Despite the high cure rates, the new hep C drugs aren’t foolproof, and invariably some small fraction of transplant patients will develop hepatitis because of this procedure.

But just because someone catches hepatitis doesn’t mean they will necessarily develop cirrhosis and other complications associated with the disease. Some may live out their days carrying the virus but suffering few ill effects.

Reese and other proponents of the new approach say the major obstacle now is funding — and cost concerns abound, given that a course of the latest hepatitis drugs runs anywhere from $54,500 for Zepatier to $94,500 for Harvoni. That’s on top of the hundreds of thousands in medical costs associated with the transplant itself and the needed immune-suppressing agents.

But with one year of dialysis costing about $70,000 on average, most experts anticipate that the transplant and drug therapy will be the cheaper option in the long run, although a formal cost-analysis has not been conducted.

Dr.

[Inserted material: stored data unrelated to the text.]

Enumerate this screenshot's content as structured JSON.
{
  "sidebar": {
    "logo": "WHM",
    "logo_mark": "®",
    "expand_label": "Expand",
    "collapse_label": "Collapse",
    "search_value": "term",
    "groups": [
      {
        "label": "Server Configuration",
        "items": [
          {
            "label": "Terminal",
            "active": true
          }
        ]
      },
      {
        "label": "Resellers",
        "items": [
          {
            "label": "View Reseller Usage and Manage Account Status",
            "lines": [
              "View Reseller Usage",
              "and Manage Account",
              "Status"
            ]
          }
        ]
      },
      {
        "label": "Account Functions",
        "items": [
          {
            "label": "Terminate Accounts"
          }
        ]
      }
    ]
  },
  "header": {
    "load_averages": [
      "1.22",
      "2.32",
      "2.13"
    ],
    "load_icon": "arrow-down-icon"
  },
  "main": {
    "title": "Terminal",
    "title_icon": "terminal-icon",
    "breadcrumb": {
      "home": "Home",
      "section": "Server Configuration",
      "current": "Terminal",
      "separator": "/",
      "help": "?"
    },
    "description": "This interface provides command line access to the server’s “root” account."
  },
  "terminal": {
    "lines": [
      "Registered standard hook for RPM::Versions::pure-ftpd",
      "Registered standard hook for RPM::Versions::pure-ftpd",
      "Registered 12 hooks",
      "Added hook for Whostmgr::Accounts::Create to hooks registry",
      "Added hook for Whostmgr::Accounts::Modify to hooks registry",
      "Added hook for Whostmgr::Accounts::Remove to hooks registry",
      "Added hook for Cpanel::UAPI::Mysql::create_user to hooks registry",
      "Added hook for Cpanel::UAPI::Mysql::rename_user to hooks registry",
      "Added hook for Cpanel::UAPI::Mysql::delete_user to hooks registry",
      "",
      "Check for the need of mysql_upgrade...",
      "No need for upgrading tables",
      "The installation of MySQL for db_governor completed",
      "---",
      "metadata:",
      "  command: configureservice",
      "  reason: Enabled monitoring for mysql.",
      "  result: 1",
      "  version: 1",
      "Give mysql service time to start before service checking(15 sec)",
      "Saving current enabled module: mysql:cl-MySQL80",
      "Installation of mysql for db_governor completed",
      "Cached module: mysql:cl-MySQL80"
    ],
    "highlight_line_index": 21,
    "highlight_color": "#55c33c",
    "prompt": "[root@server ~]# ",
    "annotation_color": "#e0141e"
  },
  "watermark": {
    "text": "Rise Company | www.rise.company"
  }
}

Brian Pereira, whose research 25 years ago first showed that hep C can be transmitted via organ transplantation, leading organ banks to impose bans, said he is buoyed by the opportunity to make use of these kidneys again.

With “so many people on the list, we need to do everything possible to bring more donors into the pool,” said Pereira, now president and CEO of Visterra, a drug company in Cambridge. “And if it can be done safely, it’s terrific.”